Ангальт-Цербстские принцессы не рассчитывали получить благословение Христиана Августа. Им пришлось даже не то чтобы обмануть штеттинского коменданта — опять-таки умолчать о происходящем. В письме 5 июля София сообщала отцу, что императрица неожиданно назначила день обращения, так что никак невозможно было предупредить его заранее. Теперь же дело совершилось.

Что испытал «человек прямого и здравого смысла», прочитав эти строки? Можно было выразить неудовольствие, даже поднять скандал, но не исправить ситуацию. Девочка побоялась написать, что ей переменили имя. Она подала дело иначе: императрица благоволила к уже имеющимся именам прибавить имя своей матери. Получалось Екатерина София Августа Фредерика. Но уже следующее письмо Фикхен подписала «Екатерина, Великая Княгиня», и в нем закрепила выгодную трактовку событий: «Вследствие данного мне Вами отеческого благословения, я приняла восточную веру»[69].

«Говорят, я прочла свое исповедание веры, как нельзя лучше, — вспоминала императрица, — говорила громко и внятно и произносила хорошо и правильно; после того, как это было кончено, я видела, что многие из присутствующих заливались слезами и в их числе была императрица; что меня касается, я стойко выдержала, и меня за это похвалили»[70]. Мардефельд донес в Берлин, что принцесса «держалась, как настоящая героиня»[71].

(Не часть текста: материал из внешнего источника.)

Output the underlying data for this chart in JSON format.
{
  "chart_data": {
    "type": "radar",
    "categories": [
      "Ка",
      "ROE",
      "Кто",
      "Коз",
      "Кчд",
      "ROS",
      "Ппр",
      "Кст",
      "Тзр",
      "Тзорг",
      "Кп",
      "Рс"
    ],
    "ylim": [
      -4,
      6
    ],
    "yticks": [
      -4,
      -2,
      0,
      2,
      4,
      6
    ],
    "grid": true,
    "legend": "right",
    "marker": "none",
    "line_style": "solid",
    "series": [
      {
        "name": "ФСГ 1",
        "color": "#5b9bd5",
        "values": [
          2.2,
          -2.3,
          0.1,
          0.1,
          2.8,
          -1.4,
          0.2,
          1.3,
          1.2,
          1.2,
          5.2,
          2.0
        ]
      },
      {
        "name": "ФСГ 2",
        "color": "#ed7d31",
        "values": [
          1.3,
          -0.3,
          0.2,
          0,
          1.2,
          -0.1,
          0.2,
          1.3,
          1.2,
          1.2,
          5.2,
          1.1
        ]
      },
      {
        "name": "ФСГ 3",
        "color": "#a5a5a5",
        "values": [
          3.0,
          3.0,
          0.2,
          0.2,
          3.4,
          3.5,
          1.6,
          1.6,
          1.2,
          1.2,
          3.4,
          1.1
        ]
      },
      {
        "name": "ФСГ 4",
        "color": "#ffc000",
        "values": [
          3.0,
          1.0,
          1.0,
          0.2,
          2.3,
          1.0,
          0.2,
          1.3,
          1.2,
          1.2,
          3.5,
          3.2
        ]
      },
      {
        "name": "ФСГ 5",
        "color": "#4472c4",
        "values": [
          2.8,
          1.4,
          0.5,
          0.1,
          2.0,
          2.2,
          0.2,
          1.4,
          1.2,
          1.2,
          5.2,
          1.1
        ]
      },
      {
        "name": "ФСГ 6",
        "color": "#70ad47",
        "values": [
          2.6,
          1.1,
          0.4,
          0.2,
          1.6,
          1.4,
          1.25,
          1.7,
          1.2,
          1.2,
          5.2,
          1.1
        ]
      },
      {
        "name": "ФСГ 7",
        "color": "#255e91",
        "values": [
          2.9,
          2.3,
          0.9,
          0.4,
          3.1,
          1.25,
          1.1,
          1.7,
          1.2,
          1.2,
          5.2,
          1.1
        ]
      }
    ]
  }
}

В тот момент для девушки это было просто трудное испытание. Лишь с годами Екатерина начала задумываться о мистическом значении своего выбора. В записке «О предзнаменованиях» она пометила: «В 1744 году 28 июня… я приняла Грекороссийский Православный закон. В 1762 году 28 июня… я приняла всероссийский престол… В сей день… начинается Апостол словами: „Вручаю вам сестру мою Фиву, сущую служительницу“».

«Сердце из воска»

На следующее утро великую княгиню обручили с суженым. 29 июня — день тезоименитства Петра Федоровича — стало для будущего императора роковым. Если восемнадцать лет спустя Екатерина обрела корону как подарок на годовщину перехода в православие, то Петр III потерял власть на собственные именины. Нельзя не усмотреть в этом усмешку судьбы.

Но пока никто не мог заглянуть в грядущее. До свадьбы оставалось чуть более года: по традиции между обручением и венчанием проходил немалый срок. За оставшиеся месяцы невеста должна была освоиться и прижиться. По ее собственным словам, она почувствовала, что «надолго обосновалась в России».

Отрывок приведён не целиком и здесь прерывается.